There's no battery inside the Invoke, which means there's nothing to talk about in regards to the battery life here. But it does use WiFi and Bluetooth for streaming music. There are a number of music services already supported for streaming over WiFi including Spotify, which is what we listened to most of the time. It worked well, and didn't really have any issues with slow network speeds or being out of range. Surprisingly, the Invoke does support both 2.4GHz and 5GHz networks, so this was connected to the 5GHz network here and had no issues, with connectivity, so if you have the Invoke far from the router, a 2.4GHz network should still be fine.

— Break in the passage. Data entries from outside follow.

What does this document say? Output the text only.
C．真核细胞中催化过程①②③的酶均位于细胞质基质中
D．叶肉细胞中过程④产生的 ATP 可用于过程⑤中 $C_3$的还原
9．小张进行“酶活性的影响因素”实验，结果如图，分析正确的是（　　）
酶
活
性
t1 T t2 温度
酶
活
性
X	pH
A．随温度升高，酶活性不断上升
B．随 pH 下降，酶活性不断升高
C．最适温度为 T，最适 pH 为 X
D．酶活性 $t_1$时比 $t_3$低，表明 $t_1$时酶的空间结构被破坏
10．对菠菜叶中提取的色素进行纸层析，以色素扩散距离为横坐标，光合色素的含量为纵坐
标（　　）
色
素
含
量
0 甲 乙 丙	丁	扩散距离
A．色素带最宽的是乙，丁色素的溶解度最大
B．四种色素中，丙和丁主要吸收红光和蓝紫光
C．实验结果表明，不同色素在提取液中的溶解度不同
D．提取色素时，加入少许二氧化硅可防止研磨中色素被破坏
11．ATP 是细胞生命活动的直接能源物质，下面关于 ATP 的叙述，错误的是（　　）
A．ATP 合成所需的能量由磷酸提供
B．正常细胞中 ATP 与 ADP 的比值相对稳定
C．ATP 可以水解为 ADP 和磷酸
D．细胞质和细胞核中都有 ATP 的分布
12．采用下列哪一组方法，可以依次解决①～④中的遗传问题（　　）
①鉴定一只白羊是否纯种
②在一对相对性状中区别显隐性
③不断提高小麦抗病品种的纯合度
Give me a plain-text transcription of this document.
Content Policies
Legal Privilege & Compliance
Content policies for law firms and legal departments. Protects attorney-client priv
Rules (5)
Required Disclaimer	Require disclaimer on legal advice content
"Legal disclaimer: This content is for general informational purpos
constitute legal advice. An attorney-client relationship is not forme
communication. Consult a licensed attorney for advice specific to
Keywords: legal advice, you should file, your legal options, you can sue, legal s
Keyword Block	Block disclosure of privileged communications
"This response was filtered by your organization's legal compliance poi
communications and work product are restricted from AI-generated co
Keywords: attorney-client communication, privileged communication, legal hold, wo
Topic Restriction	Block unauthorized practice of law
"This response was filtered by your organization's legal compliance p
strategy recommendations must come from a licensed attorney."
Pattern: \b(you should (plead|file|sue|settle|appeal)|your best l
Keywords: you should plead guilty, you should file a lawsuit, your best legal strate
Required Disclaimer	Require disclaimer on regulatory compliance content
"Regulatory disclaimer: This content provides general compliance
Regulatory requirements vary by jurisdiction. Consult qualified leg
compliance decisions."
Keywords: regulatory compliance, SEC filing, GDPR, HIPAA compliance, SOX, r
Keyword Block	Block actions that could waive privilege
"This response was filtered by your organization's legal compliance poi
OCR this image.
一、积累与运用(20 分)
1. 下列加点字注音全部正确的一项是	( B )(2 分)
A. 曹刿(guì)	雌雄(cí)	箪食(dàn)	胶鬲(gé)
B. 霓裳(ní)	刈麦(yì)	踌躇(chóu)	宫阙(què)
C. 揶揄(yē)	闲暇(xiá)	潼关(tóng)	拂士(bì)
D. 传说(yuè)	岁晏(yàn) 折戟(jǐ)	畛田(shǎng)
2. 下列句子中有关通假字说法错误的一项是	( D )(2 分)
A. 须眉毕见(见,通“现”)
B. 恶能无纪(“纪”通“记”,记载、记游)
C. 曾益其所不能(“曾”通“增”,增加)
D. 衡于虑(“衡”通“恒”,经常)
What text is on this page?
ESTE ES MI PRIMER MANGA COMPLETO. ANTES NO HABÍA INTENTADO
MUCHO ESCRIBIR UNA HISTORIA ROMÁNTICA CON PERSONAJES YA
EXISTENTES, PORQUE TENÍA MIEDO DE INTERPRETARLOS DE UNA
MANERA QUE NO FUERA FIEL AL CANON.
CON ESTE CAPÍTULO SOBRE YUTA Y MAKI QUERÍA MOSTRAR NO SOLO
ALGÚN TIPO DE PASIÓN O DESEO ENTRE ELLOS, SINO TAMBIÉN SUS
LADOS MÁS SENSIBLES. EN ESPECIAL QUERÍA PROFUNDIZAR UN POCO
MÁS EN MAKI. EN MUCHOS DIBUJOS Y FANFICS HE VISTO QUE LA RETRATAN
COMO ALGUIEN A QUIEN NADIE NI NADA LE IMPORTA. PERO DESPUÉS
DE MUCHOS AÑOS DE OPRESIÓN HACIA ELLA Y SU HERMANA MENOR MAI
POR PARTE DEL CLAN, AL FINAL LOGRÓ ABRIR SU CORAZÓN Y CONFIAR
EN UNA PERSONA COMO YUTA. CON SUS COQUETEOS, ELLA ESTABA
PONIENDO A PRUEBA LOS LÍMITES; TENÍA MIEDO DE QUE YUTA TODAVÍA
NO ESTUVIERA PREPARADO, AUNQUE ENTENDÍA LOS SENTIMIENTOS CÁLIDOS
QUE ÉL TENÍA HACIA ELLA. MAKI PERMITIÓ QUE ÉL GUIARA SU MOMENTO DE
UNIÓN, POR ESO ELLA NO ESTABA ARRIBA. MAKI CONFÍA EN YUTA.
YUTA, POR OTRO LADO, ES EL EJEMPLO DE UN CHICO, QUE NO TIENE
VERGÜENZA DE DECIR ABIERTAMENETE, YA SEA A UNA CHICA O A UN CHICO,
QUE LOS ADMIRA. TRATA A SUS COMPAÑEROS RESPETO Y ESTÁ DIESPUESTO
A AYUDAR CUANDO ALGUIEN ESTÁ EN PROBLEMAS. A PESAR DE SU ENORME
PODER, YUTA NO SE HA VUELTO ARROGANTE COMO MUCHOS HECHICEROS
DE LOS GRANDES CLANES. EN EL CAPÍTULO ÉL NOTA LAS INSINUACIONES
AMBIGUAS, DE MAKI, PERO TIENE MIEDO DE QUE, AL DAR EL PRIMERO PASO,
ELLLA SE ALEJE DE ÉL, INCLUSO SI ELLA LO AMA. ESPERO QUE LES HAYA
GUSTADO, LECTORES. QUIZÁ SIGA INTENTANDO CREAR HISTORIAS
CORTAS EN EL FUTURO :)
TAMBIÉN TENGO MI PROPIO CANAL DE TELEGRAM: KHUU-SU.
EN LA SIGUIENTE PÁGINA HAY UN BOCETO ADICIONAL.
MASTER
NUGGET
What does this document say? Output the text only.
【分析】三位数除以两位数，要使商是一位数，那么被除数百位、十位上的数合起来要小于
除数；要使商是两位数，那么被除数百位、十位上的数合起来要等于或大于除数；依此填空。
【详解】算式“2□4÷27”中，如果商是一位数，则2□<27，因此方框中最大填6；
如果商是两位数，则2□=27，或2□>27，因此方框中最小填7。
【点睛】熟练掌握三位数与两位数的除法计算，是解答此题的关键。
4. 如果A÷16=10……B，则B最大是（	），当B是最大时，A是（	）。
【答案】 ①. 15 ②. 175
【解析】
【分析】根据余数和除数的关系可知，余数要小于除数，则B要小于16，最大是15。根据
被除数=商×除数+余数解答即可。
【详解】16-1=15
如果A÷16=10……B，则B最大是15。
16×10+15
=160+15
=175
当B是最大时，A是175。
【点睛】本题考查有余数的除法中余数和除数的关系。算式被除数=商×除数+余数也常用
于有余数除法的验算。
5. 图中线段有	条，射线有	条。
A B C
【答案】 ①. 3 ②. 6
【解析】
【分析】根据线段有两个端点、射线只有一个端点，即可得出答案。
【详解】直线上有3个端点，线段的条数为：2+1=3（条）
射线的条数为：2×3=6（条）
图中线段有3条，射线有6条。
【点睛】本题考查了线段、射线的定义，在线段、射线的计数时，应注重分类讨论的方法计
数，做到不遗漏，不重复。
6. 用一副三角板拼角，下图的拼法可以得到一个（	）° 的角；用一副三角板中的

When it comes to Bluetooth, everything still works as expected. However, you'll have a better experience streaming over WiFi versus Bluetooth, and that's because Bluetooth doesn't have as much bandwidth as WiFi, so that music files are compressed a bit more for streaming, versus WiFi not needing to compress these files as much. So you get higher-resolution audio, which does sound better. Not to mention the fact that you don't need to connect your phone to the speaker to play music when it is streaming over WiFi.
The Harman Kardon Invoke is not the best smart speaker out there, though that is pretty subjective to whichever personal assistant you'd rather use. But the Harman Kardon Invoke is a great speaker, if you do use Windows and Cortana, and are looking for something with some good audio, the Harman Kardon Invoke is definitely worth picking up. And right now, it's the only option for a Cortana-powered speaker, but that will likely change in the near future.